Thanks for reading, hope you're running better than me!

Monday, June 15, 2009

Recently, at work, my colleagues and I were given a new job. It would be difficult to define it in an official job description except perhaps to describe it as probation officer/care assistant/cannon -fodder/dogsbody. Can you guess? No, I suppose you can't. The company that I work for has a very strict policy on callcentre staff not having to accept rudeness from customers, especially those customers that we pay commission to for selling our products. Which is a great policy. Especially given that the 'professionals' that phone us are often quite rude when they don't think we are moving their cases along fast enough and they’re not getting their commission as quickly as they want. All a member of staff has to do, is pass the call details along to someone like me and if the caller has been unecessarily unpleasant, we give them a call and gently remind them that the people they talk to here are, in fact, human. And that as a business, we would like to have an ongoing relationship with them but we will understand if they don't want to play nice,and they can just stop calling. If this gentle prompting doesn't work (and for all but the hardcore, it usually does), or they are particularly nasty they go straight on a list of names that people can refuse to talk to.

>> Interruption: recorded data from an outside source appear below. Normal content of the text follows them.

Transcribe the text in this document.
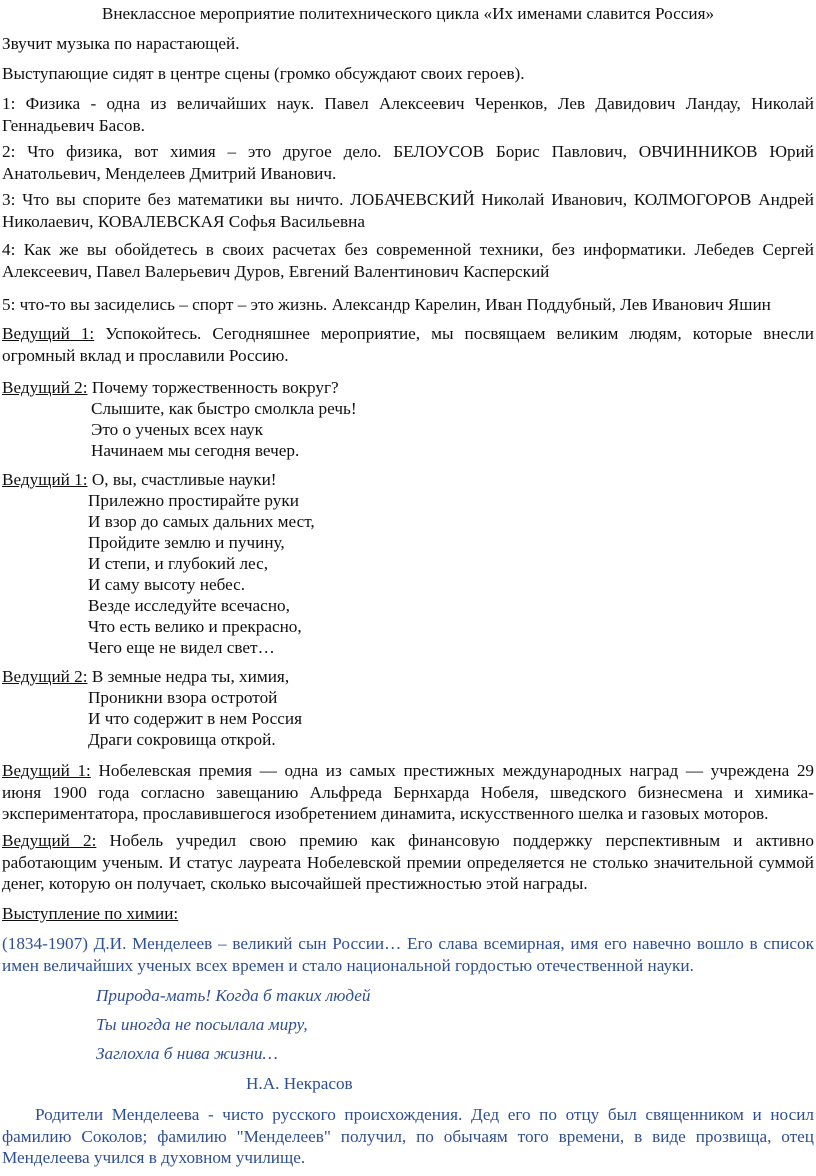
Внеклассное мероприятие политехнического цикла «Их именами славится Россия»
Звучит музыка по нарастающей.
Выступающие сидят в центре сцены (громко обсуждают своих героев).
1: Физика - одна из величайших наук. Павел Алексеевич Черенков, Лев Давидович Ландау, Николай Геннадьевич Басов.
2: Что физика, вот химия – это другое дело. БЕЛОУСОВ Борис Павлович, ОВЧИННИКОВ Юрий Анатольевич, Менделеев Дмитрий Иванович.
3: Что вы спорите без математики вы ничто. ЛОБАЧЕВСКИЙ Николай Иванович, КОЛМОГОРОВ Андрей Николаевич, КОВАЛЕВСКАЯ Софья Васильевна
4: Как же вы обойдетесь в своих расчетах без современной техники, без информатики. Лебедев Сергей Алексеевич, Павел Валерьевич Дуров, Евгений Валентинович Касперский
5: что-то вы засиделись – спорт – это жизнь. Александр Карелин, Иван Поддубный, Лев Иванович Яшин
Ведущий 1: Успокойтесь. Сегодняшнее мероприятие, мы посвящаем великим людям, которые внесли огромный вклад и прославили Россию.
Ведущий 2: Почему торжественность вокруг?
Слышите, как быстро смолкла речь!
Это о ученых всех наук
Начинаем мы сегодня вечер.
Ведущий 1: О, вы, счастливые науки!
Прилежно простирайте руки
И взор до самых дальних мест,
Пройдите землю и пучину,
И степи, и глубокий лес,
И саму высоту небес.
Везде исследуйте всечасно,
Что есть велико и прекрасно,
Чего еще не видел свет…
Ведущий 2: В земные недра ты, химия,
Проникни взора остротой
И что содержит в нем Россия
Драги сокровища открой.
Ведущий 1: Нобелевская премия — одна из самых престижных международных наград — учреждена 29 июня 1900 года согласно завещанию Альфреда Бернхарда Нобеля, шведского бизнесмена и химика-экспериментатора, прославившегося изобретением динамита, искусственного шелка и газовых моторов.
Ведущий 2: Нобель учредил свою премию как финансовую поддержку перспективным и активно работающим ученым. И статус лауреата Нобелевской премии определяется не столько значительной суммой денег, которую он получает, сколько высочайшей престижностью этой награды.
Выступление по химии:
(1834-1907) Д.И. Менделеев – великий сын России… Его слава всемирная, имя его навечно вошло в список имен величайших ученых всех времен и стало национальной гордостью отечественной науки.
Природа-мать! Когда б таких людей
Ты иногда не посылала миру,
Заглохла б нива жизни…
Н.А. Некрасов
Родители Менделеева - чисто русского происхождения. Дед его по отцу был священником и носил фамилию Соколов; фамилию "Менделеев" получил, по обычаям того времени, в виде прозвища, отец Менделеева учился в духовном училище.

So who do these people talk to if not call centre staff? Well, now, they talk to me. I don't mind this really, the calls are relatively few and I don't mind the trash talk in the slightest bit. Even from Joy. Not since Drop the Dead Donkey have I known of a less Joyful Joy. Joy never says hello, goodbye, please or thank you. She doesn't listen to a word you say. She will frequently and freely accuse you of being 'sloppy' and 'unprofessional' and 'stupid'. She will bark out an order and put the phone down. Joy phoned this morning to demand something unusually unreasonable.I begin to explain that I will not be complying with her request and she calls me a 'fucking lazy bitch' and slams down the phone. The brilliant thing is she doesn;t have a wireless phone, she has a phone that you can slam down with a satisfying crash. I wish I still had one of those sometimes.
Irony, thy name is surely Joy.

Not much happening for me at the moment. Suffering a mahoosive hangover today due to my first bottle of wine since the kidney infection took hold. Had a barbecue yesterday, which is nice, and the only way I can stop my Sunday crowd expecting me to cook a roast dinner on a Sunday, but I do find that I drink a lot more than I usually would. There is definitely something about sitting outside in the heat that makes a cold glass of wine go down faster. I need to give up alcohol. Mornings like this just make me feel too bad. So bad, infact that today, recalling my frequent bad hangover days of my early twenties I was craving a pint of cold Coca Cola and a cigarette. As I no longer consume either of these evils, and could stomach nothing else, I just suffered.

As physical suffering whilst the likes of Joy are in my life is not a tenable option I'm clearly going to have to do something else.